A wave of dizziness crashed over me. “Whoa,” I said, hand to my forehead and eyes shutting to block out the spinning room.
It didn’t help that the bonding-withdrawal headache was still there, lessened but working in concert with the temporary vertigo to make me feel oh so dandy.
“What is it?” Nik asked, fingers curling around my arm to steady me.
It was just the two of us now; Anapa had left a few minutes ago, heading off to search for more information about the “cleansing” that would wipe out every Nejeret life from my universe. We needed to know when it was going to start. I was already operating in high gear, but I could always push harder. There was always overdrive.
“Dizzy,” I whispered. “So, so dizzy . . .”
“Here,” Nik said, putting some pressure on my arm and pulling me backward. “Lie down.” Once I was settled on my side in the fetal position, he let go of my arm. “I’ll be right back,” he said.
I cracked one eyelid open and watched him retreat into the bathroom. He grabbed the hand towel from the rack on the wall and turned on the faucet, wetting the towel, then wringing it out. When he returned, he settled on the floor once more, one knee upraised, and gently placed the damp terrycloth on my forehead. It was cool and refreshing, giving me something to focus on besides the discomfort in my head.

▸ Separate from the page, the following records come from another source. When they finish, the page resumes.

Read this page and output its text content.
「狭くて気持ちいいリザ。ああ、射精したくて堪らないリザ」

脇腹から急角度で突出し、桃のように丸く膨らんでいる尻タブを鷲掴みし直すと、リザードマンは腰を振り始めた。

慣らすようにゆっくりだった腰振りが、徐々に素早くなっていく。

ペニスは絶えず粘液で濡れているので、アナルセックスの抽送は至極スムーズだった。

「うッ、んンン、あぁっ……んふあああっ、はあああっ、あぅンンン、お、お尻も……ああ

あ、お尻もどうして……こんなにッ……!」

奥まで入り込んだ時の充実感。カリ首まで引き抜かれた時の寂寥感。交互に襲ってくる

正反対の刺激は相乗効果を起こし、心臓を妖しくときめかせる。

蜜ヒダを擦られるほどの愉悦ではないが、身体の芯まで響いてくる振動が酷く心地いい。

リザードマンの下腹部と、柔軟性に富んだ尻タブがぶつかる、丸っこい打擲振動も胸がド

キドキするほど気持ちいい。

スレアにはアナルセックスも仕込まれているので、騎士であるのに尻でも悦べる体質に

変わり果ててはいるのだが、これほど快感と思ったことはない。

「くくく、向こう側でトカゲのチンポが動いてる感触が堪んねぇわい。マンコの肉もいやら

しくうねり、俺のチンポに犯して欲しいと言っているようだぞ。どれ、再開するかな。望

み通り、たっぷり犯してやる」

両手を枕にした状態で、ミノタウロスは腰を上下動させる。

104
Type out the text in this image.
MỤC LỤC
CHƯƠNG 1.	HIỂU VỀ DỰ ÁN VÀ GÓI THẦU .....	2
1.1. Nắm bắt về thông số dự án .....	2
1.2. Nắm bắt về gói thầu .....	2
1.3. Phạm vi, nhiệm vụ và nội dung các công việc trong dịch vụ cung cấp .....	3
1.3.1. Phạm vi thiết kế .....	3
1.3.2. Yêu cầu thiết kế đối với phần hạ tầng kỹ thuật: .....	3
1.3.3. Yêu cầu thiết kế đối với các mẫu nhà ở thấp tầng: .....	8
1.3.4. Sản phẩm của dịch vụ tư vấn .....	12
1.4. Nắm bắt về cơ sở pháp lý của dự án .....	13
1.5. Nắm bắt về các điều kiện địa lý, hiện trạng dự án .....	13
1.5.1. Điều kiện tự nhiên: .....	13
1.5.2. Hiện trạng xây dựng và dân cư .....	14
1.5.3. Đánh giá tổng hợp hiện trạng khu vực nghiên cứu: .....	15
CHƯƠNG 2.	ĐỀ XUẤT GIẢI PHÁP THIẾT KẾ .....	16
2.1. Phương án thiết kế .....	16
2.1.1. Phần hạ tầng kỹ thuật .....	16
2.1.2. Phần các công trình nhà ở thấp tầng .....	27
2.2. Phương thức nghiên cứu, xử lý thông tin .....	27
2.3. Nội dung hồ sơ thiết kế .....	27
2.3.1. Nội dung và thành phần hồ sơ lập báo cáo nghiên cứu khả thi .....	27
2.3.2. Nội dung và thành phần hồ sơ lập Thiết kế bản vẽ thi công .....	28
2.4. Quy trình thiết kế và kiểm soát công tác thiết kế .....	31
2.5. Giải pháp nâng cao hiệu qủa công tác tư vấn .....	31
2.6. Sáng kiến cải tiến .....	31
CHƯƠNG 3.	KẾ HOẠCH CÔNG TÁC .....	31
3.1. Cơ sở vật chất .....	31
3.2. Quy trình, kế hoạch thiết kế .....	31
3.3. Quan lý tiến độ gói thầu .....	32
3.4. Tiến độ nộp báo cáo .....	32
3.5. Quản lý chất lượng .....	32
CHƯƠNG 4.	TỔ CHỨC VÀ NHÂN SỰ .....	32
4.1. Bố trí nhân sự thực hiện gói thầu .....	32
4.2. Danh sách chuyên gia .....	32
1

I sighed, blindly reaching out for his hand. My fingers fumbled around for a few seconds until Nik placed his borrowed hand in mine, lacing our fingers together.
“Thanks,” I said, giving his hand a squeeze. The ache in the base of my skull seemed to ease slightly, and my shoulders relaxed, releasing some of the stored-up tension. It was better when we were touching. Not all the way better, but not as bad, either.
“How’s your headache?” Nik asked.
I frowned, eyes still shut. “On a scale of one to ten, I’d place it at a five or six. Not bad enough to knock me on my ass, but still distracting.” That frown turned upside down, and I opened my eyes, gazing up at Nik. “It’s better now that you’re here, though. I wish you could stay.”